A* is a popular traversal algorithm used for finding paths between vertices (nodes) in a graph. It's also a topic which is often asked about in more advanced coding interviews, and in interviews for certain relevant areas of software engineering (gaming, social networks, search, etc...). This project gives a sample implementation of A*, and looks at how different heuristic functions can affect the speed of finding a path through the graph.
I'll use the following terminology throughout the rest of the article...
Term | Meaning |
---|---|
Vertex | A point within a graph which represents some data entity. It's also often alternately referred to as a node.
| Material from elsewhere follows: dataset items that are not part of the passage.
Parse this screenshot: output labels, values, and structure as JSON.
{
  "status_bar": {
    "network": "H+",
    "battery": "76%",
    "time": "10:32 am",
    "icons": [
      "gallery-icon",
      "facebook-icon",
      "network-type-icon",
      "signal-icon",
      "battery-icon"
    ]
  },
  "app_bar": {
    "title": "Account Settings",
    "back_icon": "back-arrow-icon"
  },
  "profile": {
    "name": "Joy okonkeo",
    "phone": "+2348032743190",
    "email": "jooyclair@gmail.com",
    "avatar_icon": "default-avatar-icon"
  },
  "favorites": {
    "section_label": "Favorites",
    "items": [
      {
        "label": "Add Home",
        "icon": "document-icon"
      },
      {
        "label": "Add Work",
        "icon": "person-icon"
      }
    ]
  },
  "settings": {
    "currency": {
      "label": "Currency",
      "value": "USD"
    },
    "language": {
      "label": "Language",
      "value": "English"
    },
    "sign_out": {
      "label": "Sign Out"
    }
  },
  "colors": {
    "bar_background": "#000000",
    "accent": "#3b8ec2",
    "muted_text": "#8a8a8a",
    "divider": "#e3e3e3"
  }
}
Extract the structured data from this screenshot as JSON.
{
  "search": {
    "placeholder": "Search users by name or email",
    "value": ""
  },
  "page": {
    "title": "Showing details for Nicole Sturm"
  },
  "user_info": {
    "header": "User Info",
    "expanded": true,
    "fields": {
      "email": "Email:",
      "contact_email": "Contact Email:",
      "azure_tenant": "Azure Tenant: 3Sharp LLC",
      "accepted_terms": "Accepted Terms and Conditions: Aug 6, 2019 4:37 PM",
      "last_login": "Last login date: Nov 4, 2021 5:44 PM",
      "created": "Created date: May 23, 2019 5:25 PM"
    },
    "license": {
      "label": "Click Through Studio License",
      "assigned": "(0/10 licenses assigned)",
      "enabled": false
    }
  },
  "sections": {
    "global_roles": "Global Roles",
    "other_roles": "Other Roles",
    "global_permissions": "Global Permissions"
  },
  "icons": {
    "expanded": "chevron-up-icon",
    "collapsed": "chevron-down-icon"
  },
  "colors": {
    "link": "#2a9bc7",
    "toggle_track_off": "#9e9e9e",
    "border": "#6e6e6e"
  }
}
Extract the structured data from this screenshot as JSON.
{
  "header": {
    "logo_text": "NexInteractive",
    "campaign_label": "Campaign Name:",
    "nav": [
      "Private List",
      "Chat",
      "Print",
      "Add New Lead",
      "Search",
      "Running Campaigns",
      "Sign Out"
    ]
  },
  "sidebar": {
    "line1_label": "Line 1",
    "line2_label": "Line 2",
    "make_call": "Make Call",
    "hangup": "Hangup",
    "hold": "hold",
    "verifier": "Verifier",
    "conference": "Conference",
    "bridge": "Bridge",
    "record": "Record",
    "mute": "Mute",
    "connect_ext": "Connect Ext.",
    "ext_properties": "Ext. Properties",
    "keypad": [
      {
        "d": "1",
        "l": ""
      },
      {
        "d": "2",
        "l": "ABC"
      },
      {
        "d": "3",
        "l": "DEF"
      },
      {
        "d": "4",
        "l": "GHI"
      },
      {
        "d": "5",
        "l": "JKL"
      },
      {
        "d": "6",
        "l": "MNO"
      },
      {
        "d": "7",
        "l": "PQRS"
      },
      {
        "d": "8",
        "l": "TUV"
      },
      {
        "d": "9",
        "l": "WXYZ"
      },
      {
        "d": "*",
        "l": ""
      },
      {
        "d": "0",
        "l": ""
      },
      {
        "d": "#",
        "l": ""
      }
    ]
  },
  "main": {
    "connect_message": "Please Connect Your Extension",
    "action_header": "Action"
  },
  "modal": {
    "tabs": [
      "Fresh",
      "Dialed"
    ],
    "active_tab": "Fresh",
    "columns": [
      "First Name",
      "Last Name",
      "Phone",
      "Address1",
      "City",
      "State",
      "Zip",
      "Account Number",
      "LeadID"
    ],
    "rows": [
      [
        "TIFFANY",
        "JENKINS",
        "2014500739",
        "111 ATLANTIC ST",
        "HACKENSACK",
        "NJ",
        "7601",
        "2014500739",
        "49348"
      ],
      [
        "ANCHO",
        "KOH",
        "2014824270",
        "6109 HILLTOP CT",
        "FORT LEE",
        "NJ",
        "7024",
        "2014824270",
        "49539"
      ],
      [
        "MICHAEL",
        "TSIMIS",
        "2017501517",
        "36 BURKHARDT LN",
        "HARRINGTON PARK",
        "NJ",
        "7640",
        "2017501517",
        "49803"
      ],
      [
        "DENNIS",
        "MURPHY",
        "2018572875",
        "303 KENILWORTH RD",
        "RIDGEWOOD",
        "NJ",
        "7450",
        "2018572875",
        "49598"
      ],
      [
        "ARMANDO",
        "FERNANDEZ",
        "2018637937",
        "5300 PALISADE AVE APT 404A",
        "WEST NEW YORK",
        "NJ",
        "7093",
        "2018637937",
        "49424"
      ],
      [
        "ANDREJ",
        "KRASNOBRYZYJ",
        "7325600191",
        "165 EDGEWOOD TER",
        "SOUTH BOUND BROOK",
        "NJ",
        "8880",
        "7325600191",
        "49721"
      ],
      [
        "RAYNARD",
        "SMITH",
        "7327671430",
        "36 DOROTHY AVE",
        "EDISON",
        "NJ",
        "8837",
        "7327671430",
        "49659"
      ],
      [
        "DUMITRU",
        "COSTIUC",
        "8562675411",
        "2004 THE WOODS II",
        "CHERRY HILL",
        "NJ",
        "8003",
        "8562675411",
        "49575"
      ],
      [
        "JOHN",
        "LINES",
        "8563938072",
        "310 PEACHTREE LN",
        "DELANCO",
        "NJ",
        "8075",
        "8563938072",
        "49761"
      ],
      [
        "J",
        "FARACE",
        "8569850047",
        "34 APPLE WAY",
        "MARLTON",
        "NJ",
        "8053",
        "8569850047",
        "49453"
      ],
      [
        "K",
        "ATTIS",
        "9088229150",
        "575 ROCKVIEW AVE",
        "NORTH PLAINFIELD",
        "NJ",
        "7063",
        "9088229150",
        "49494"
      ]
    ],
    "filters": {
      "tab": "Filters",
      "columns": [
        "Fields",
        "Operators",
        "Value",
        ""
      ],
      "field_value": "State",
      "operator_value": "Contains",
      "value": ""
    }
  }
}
As the sample graph in the project is a graph of adjacent words (see below), I often use 'word' to mean a vertex in the code and documentation (source word, destination word, adjacent word, etc...). |
Edge | A direct path between two vertices. |
Source vertex | (or 'source word') - The 'start' vertex in a path through the graph. |
Destination vertex | (or 'destination word') - The 'end' vertex in a path through the graph. |
Current vertex | (or 'current word') - A vertex which is currently being traversed while finding a path. |
Candidate vertex | (or 'candidate word') - A vertex adjacent to the current vertex which is assessed for 1) whether it should be traversed to, and 2) the priority for traversing to it (as compared to other candidate vertices). |
Breadth-first search is (along with depth-first search) one of the fundamental graph traversal algorithms. It works by 'radiating' outward from the source vertex... i.e. first all the vertices directly adjacent to the source vertex are traversed, then all the vertices two edges away from the source, and so on until the destination vertex is found.
This uses the same approach as for standard breadth-first search, but runs two traversal processes in parallel... one radiating out from the source vertex and one radiating from the destination. All the vertices encountered in each process are recorded, and when a vertex is found which has already been encountered by the other process, a path between the source and destination is found. Typically bidirectional breadth-first search is significantly faster at finding a path than standard breadth-first search, as the total number of vertices traversed to find a path is far less. This is because the 'radiating' process of traversal grows exponentially as the process gets further from the initial vertex, so keeping that distance from the initial vertex short (by running two parallel processes) results in far less vertices needing to be traversed. The Wikipedia article for bidirectional search explains this in terms of big O notation.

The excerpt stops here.